Mas para Vitor Cezar Pontes Simões, o Tico, jogar sua primeira Copa do Mundo sem ter um oponente não significa estar sozinho, e sim uma forma de terapia e encontrar amigos. Os números de seguidores no Instagram e no Tik Tok na verdade agora são de apoiadores em sua luta contra um quadro de agorofobia, depressão e ansiedade.

"Certo dia eu tive uma crise muito grande aqui em minha casa, e desse dia então não consegui sair mais. E o que me ajudou e ajuda muito é o futebol de botão, nessa brincadeira eu busquei auxílio para minha recuperação, é a minha terapia", conta Tico, que mantém a nada solitária Liga Sensação.

"Os seguidores e meus colegas botonistas começaram a me questionar sobre a Copa do Mundo, se eu iria fazer. No começo fiquei relutante, pois só queria ter meus times nacionais mesmo.
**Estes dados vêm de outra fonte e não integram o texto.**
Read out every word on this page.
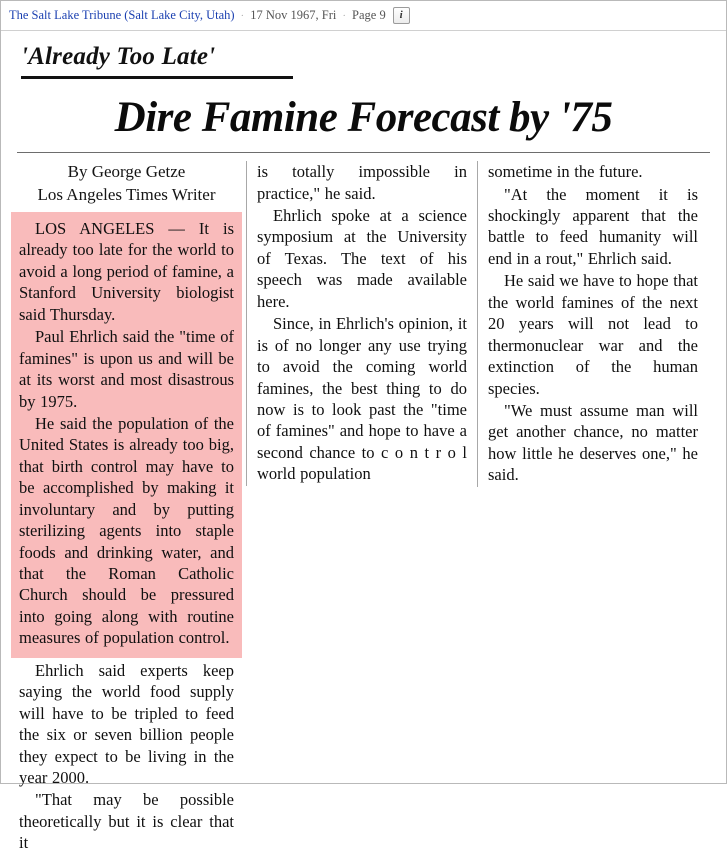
The Salt Lake Tribune (Salt Lake City, Utah) · 17 Nov 1967, Fri · Page 9	i
'Already Too Late'
Dire Famine Forecast by '75
By George Getze
Los Angeles Times Writer

LOS ANGELES — It is already too late for the world to avoid a long period of famine, a Stanford University biologist said Thursday.

Paul Ehrlich said the "time of famines" is upon us and will be at its worst and most disastrous by 1975.

He said the population of the United States is already too big, that birth control may have to be accomplished by making it involuntary and by putting sterilizing agents into staple foods and drinking water, and that the Roman Catholic Church should be pressured into going along with routine measures of population control.

Ehrlich said experts keep saying the world food supply will have to be tripled to feed the six or seven billion people they expect to be living in the year 2000.

"That may be possible theoretically but it is clear that it

is totally impossible in practice," he said.

Ehrlich spoke at a science symposium at the University of Texas. The text of his speech was made available here.

Since, in Ehrlich's opinion, it is of no longer any use trying to avoid the coming world famines, the best thing to do now is to look past the "time of famines" and hope to have a second chance to c o n t r o l world population

sometime in the future.

"At the moment it is shockingly apparent that the battle to feed humanity will end in a rout," Ehrlich said.

He said we have to hope that the world famines of the next 20 years will not lead to thermonuclear war and the extinction of the human species.

"We must assume man will get another chance, no matter how little he deserves one," he said.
Então, em uma das longas madrugadas sem dormir por causa da ansiedade, me veio a ideia de criar uma Copa do Mundo com botões recicláveis", conta o morador de São Vicente.

Desde abril ele começou a produzir times com tampas de leite, de refrigerante, de lubrificantes automotivos e ainda de outros tipos de embalagens.

"A Copa da Liga Sensação começou no mesmo dia da Copa do Mundo da FIFA. Os jogos estão sendo transmitidos ao vivo pela página no TikTok (@ligasensacaodefutbotao), todos os dias às 20 horas, com pico de até 500 pessoas assistindo", conta Tico.

Para o cartola da Liga Sensação, os números representam "grandes resultados", mas o mais importante vai além: "mostrar uma antiga brincadeira para uma geração que nunca sequer viu o futebol de botão. É fantástico o entusiasmo das crianças e adolescentes nas lives", resume Tico.